In comparison to the inoculum controls the respiration rate of the activated sludge was not inhibited in the concentration range of 10-31 mg and at the concentration of 313 mg Reactive Blue F08-0170/L. Slight stimulation of respiration rate (-1.9%) was observed at the concentration range of 10-31 mg/L. The respiration rate was inhibited 1.9% and 3.8% in the examined nominal test concentrations of 100 and 1000 mg/L, which was considered to reflect the biological variability of the test system and not to be a toxic effect on bacteria. Concentrations exceeding 1000 mg/L nominal were not tested.

 

In parallel to the study with the test item, the reference item 3,5-Dichlorophenol was tested (the nominal test concentrations of 5, 16 and 32 mg/L) under otherwise identical test conditions.

 

The 3-hour EC₅₀ of 3,5-Dichlorophenol was calculated to be 9.52 mg/L with 95% confidence limits of 7.57 to 11.99 mg/L.
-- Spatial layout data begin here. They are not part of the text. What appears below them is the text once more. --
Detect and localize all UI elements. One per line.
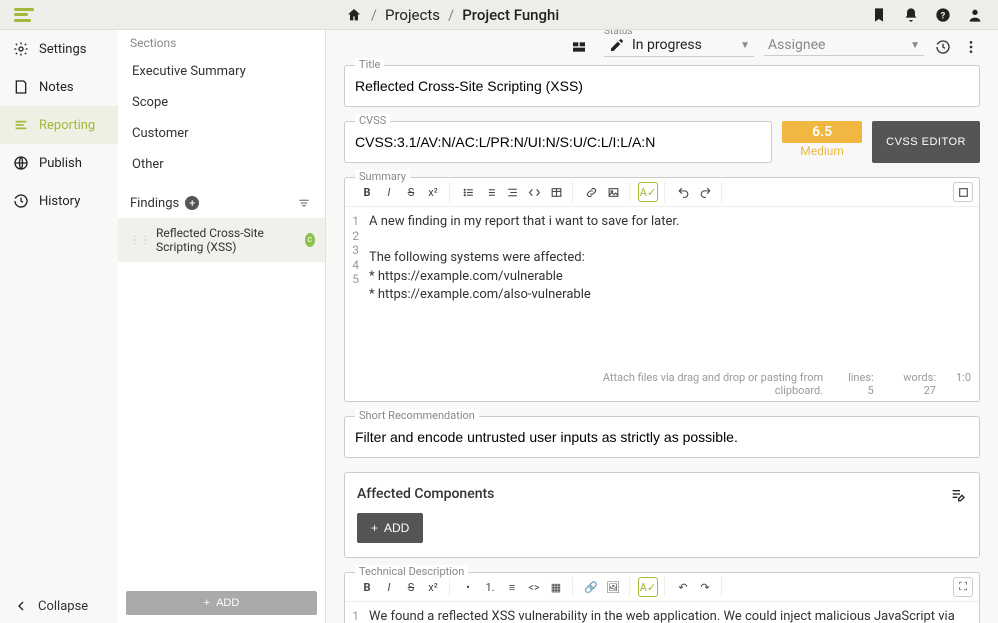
- indent-icon[interactable]: [502, 182, 522, 202]
- short-rec-label: Short Recommendation: [355, 409, 479, 422]
- main-nav: Settings Notes Reporting Publish History…: [0, 30, 118, 623]
- app-logo[interactable]: [14, 8, 34, 22]
- section-exec-summary[interactable]: Executive Summary: [118, 56, 325, 87]
- code-icon[interactable]: [524, 182, 544, 202]
- indent-icon[interactable]: ≡: [502, 577, 522, 597]
- section-other[interactable]: Other: [118, 149, 325, 180]
- list-ol-icon[interactable]: [480, 182, 500, 202]
- nav-collapse[interactable]: Collapse: [0, 589, 118, 623]
- table-icon[interactable]: [546, 182, 566, 202]
- italic-icon[interactable]: I: [379, 577, 399, 597]
- link-icon[interactable]: 🔗: [581, 577, 601, 597]
- undo-icon[interactable]: ↶: [673, 577, 693, 597]
- table-icon[interactable]: ▦: [546, 577, 566, 597]
- breadcrumb-current[interactable]: Project Funghi: [462, 6, 559, 24]
- list-ul-icon[interactable]: •: [458, 577, 478, 597]
- chevron-down-icon: ▼: [740, 40, 750, 51]
- editor-toolbar: B I S x² A✓: [345, 178, 979, 207]
- bold-icon[interactable]: B: [357, 577, 377, 597]
- section-scope[interactable]: Scope: [118, 87, 325, 118]
- add-finding-icon[interactable]: +: [185, 196, 199, 210]
- tech-editor[interactable]: 1 23 We found a reflected XSS vulnerabil…: [345, 602, 979, 623]
- strike-icon[interactable]: S: [401, 577, 421, 597]
- spellcheck-icon[interactable]: A✓: [638, 182, 658, 202]
- nav-history[interactable]: History: [0, 182, 118, 220]
- nav-reporting[interactable]: Reporting: [0, 106, 118, 144]
- undo-icon[interactable]: [673, 182, 693, 202]
- home-icon[interactable]: [345, 6, 363, 24]
- breadcrumb: / Projects / Project Funghi: [34, 6, 870, 24]
- assignee-select[interactable]: Assignee ▼: [764, 37, 924, 56]
- drag-handle-icon[interactable]: ⋮⋮: [130, 235, 150, 246]
- findings-header: Findings: [130, 196, 179, 211]
- nav-publish[interactable]: Publish: [0, 144, 118, 182]
- plus-icon: +: [204, 597, 210, 609]
- section-customer[interactable]: Customer: [118, 118, 325, 149]
- cvss-input[interactable]: [345, 122, 771, 162]
- breadcrumb-projects[interactable]: Projects: [385, 6, 440, 24]
- history-icon: [12, 192, 30, 210]
- image-icon[interactable]: [603, 182, 623, 202]
- sections-header: Sections: [118, 30, 325, 56]
- link-icon[interactable]: [581, 182, 601, 202]
- status-select[interactable]: Status In progress ▼: [604, 36, 754, 57]
- reporting-icon: [12, 116, 30, 134]
- sort-icon[interactable]: [295, 194, 313, 212]
- gear-icon: [12, 40, 30, 58]
- pencil-icon: [608, 36, 626, 54]
- svg-text:?: ?: [941, 10, 946, 21]
- expand-icon[interactable]: [953, 182, 973, 202]
- status-lines: lines: 5: [843, 371, 874, 397]
- summary-editor[interactable]: 12345 A new finding in my report that i …: [345, 207, 979, 367]
- chevron-left-icon: [12, 597, 30, 615]
- cvss-editor-button[interactable]: CVSS EDITOR: [872, 121, 980, 163]
- status-pos: 1:0: [956, 371, 971, 397]
- strike-icon[interactable]: S: [401, 182, 421, 202]
- drag-hint: Attach files via drag and drop or pastin…: [583, 371, 823, 397]
- edit-list-icon[interactable]: [949, 485, 967, 503]
- summary-label: Summary: [355, 170, 410, 183]
- bold-icon[interactable]: B: [357, 182, 377, 202]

Based on measured inhibition rates it can be stated that the 3-hour EC₂₀, EC₅₀ and EC₈₀ were higher than 1000 mg/L.

The NOEC was determined to be 1000 mg/L.

The NOEC for respiration rates was not based on the results of a statistical analysis, but it is biologically justified. The respiration rates were not inhibited and influenced dose dependently in the whole concentration range, and the observed slight inhibition (3.8%) at the concentration level of 1000 mg/L was evaluated as reflecting the biological variability in the test. The calculated respiration rate, 0.510 (at 1000 mg/L) was below in the historical control data range (0.519±0.071), but the deviation from the control was within +/- 15%, it can be considered as a biological variability of the test system.